お酒を飲んでもらうのが前提

実は、これが町中華の強みであり、店を続けていける大きな理由です。

混雑するラーメン屋に行った経験を思い出してください。サイドメニューは少なく、お酒を長時間飲む人もいなかったはずです。

石動龍『会計の基本と儲け方はラーメン屋が教えてくれる』(日本実業出版社)

混雑が前提の店では、滞在時間を長くするメニューは提供できません。

一方、空いている町中華は、だらだら飲んでもらうことが店にとってメリットです。

逆に考えれば、餃子やチャーハン、ビールを置いていない町中華はないでしょう。

具体的な数字で考えてみます。

二郎系は1杯1000円で原価率40%、高級志向店は1杯1500円で原価率40%、町中華は1杯700円で原価率30%に加えて、原価率20%のおつまみと酒を1人2800円分頼むと想定します。

行列店が儲かるわけではない

この場合、1人あたりの限界利益は、二郎系が600円、高級志向店は900円、町中華は2730円です。
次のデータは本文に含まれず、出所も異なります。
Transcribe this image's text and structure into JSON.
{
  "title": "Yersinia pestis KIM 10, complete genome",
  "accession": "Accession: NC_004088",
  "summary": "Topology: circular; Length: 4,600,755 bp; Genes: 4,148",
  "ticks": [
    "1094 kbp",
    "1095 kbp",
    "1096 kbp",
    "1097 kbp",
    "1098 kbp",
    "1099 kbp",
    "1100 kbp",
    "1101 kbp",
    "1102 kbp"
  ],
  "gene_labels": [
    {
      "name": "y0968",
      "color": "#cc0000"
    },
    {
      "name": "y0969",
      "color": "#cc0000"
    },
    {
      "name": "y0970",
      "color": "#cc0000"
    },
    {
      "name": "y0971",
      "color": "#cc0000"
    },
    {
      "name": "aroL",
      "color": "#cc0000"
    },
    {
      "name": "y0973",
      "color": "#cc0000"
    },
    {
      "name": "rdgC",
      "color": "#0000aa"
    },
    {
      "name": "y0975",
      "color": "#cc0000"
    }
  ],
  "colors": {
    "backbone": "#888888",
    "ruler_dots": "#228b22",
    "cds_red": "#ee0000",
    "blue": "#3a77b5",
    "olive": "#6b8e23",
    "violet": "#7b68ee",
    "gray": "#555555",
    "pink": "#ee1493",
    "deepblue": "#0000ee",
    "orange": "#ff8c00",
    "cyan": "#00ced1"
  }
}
この前提では、町中華の1人は、二郎系の4人分、高級志向店の3人分以上の価値があることになります。

比較すると、行列店が必ず儲かるとは限らないことがよくわかります。

飲食店に限らず、商売は薄利多売を目指すのか、少ない機会に利幅の大きい商品を売るのか、設計はそれぞれ異なります。

ラーメン屋の例を、自分のビジネスに生かせるように、考えてみましょう。